While at first sight, the central story [of the Megillah] appears to be the story of the Jewish people and the change in its fortune, in the light of the centrality of the women characters in the Megillah, it may really be about their survival as women in a patriarchal world. Megillat Esther very cleverly describes how it is possible to break this hierarchy characterized by discrimination among sexes, economic classes and ethnic groups.. The character who represents the most successful challenge to the system is Esther, who chooses to fight it in a totally different way to that of Vashti…[Vashti chooses public protest that aggravates male fears and forces a do-or-die confrontation. In effect she leads not only to her own downfall but to a more repressive regime that orders all wives to obey their husband’s whims in the whole empire. Esther’s graceful kindness to servants like Hegai and to competing women contestants and to the ever vulnerable and childish Ahashverosh offers a non-confrontationalist model. Esther knows how to take advice from others, while Vashti rebels. Vashti makes her life and-death stand on her right to her own party, while Esther speaks up to save her people as well as to serve the king’s interests]. Esther teaches us…not to escape [the challenge] and not to try and save yourself in your own fortified palace, but…to take responsibility and to ask others to do the same…And even if you are at the top of the totem pole, to dare to show your more vulnerable side, and to request help from others.

Tamar Biala

North American scholar Michael Fox takes a different view:

[As opposed to Vashti, Esther] gets her way through deceptive and [roundabout] means…Esther is totally unaware of [God] and not inspired by religious faith…Woman’s independence is repudiated by the example made of Vashti, a repudiation Esther fails to oppose…The author fails even to credit Esther with any particular zeal in her desire to save her people…She is pretty, obedient, silver tongued and somewhat manipulative, using placatory language and ingratiating formulas.

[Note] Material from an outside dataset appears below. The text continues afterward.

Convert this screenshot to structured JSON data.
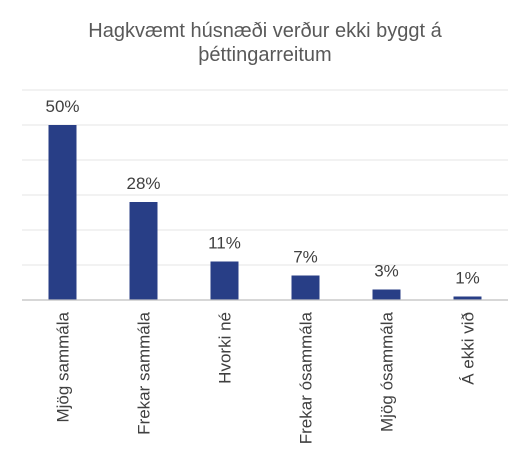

She waits patiently and obediently until the king gives permission for an audience and only then speaks. Though the king invites her to make her request, she procrastinates. Her example teaches that aesthetic grace paves the way for woman’s success, whereas man’s power comes from ethical fiber. It is true that she outwits two rather stupid males and victory is due to Haman falling into the trap, but the pivotal moment occurs in a bedroom scene. She acts not as [God’s] agent but as her uncle’s.